For some participants, green travel represents the great hope of saving what’s known as "protected areas" and providing economic benefits to the often very poor people who live in and around them. For others, including some of the Third World delegates, it can come across as a prime example of western arrogance, exploiting resources without much benefit to the local population. The irony, of course, is that the whole idea of ecotourism is to prevent that kind of exploitation.
"We have to ensure that the goose that lays the golden eggs does not turn out to be a trojan horse," says Tan Chi Kiong of the Ecumenical Coalition for Third World Tourism.
Much of the criticism occurred around the edges of the conference. Presentations from the podium, many featuring government ministers, tended to idealize the individual countries" ecotourism operations. All offered assurances that the rights of indigenous peoples were being respected as part of the process. Many offered evidence—in the form of exhaustive meeting processes—that such consultation had indeed occurred. But some indigenous groups continue to have grievances.
Randy Kapeshesit is one of the operators of the Cree Village Ecolodge on James Bay in northern Ontario, and he was upset that some of the native peoples" concerns were not being reflected in the conference documents. For the Cree, he said, ecotourism is more than just a business. "It’s a community effort," he said. Indigenous people, he added, don’t want to be seen as mere "stakeholders"; they want to be leaders.

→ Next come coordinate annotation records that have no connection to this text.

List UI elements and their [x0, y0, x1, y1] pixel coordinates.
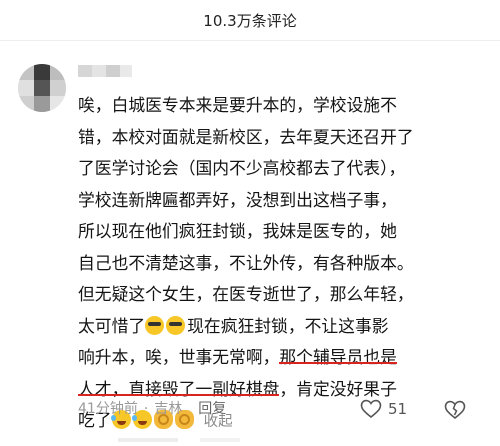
comment-time: 41分钟前: [78, 401, 138, 417]
comment-text: ，肯定没好果子: [279, 378, 397, 399]
broken-heart-icon[interactable]: [444, 400, 466, 420]
sunglasses-emoji-icon: [145, 315, 165, 335]
sunglasses-emoji-icon: [166, 315, 186, 335]
comment-line: 错，本校对面就是新校区，去年夏天还召开了: [78, 126, 414, 147]
avatar[interactable]: [18, 64, 66, 112]
underlined-text: 那个辅导员也是: [279, 347, 397, 367]
heart-icon[interactable]: [360, 399, 382, 419]
underlined-text: 人才，直接毁了一副好棋盘: [78, 378, 280, 399]
next-comment-placeholder: [200, 438, 240, 442]
comment-location: 吉林: [154, 401, 183, 417]
comment-line: 学校连新牌匾都弄好，没想到出这档子事，: [78, 189, 397, 210]
comment-line: 所以现在他们疯狂封锁，我妹是医专的，她: [78, 221, 397, 241]
comment-line: 唉，白城医专本来是要升本的，学校设施不: [78, 95, 397, 115]
like-count: 51: [388, 400, 408, 418]
comment-text: 现在疯狂封锁，不让这事影: [187, 315, 389, 336]
comment-body: 唉，白城医专本来是要升本的，学校设施不 错，本校对面就是新校区，去年夏天还召开了…: [78, 90, 482, 437]
username-blurred[interactable]: [78, 62, 138, 80]
header-divider: [0, 40, 500, 41]
comment-text: 响升本，唉，世事无常啊，: [78, 347, 280, 367]
comment-line: 太可惜了 现在疯狂封锁，不让这事影: [78, 311, 482, 343]
comment-line: 了医学讨论会（国内不少高校都去了代表），: [78, 158, 406, 178]
comment-text: 太可惜了: [78, 315, 146, 336]
comment-line: 响升本，唉，世事无常啊，那个辅导员也是: [78, 342, 482, 374]
next-comment-placeholder: [118, 438, 178, 442]
reply-button[interactable]: 回复: [198, 401, 226, 417]
comment-meta: 41分钟前 · 吉林 回复: [78, 398, 232, 418]
like-button[interactable]: 51: [360, 398, 407, 420]
comment-line: 自己也不清楚这事，不让外传，有各种版本。: [78, 252, 414, 273]
comment-count-title: 10.3万条评论: [203, 12, 297, 30]
meta-separator: ·: [143, 401, 149, 417]
comments-header: 10.3万条评论: [0, 0, 500, 40]
comment-line: 但无疑这个女生，在医专逝世了，那么年轻，: [78, 284, 414, 304]
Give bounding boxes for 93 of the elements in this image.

Despite all of this, the conference was inspiring on many different levels. Brett Jenks of the RARE Center showed how its guide training programs are helping to preserve wilderness areas, reduce wildlife poaching and boost local economies. Bruce Poon Tip of GAP Adventures pointed out that profitable ecotourism and strong ethical standards can co-exist. And Sheba Hanyurwa of Uganda, a UNEP delegate, sang a song in his native language about man and nature that he translated this way: "Your house is given to you, and you must share your house with others." He added, "The world is watching us." And indeed it was.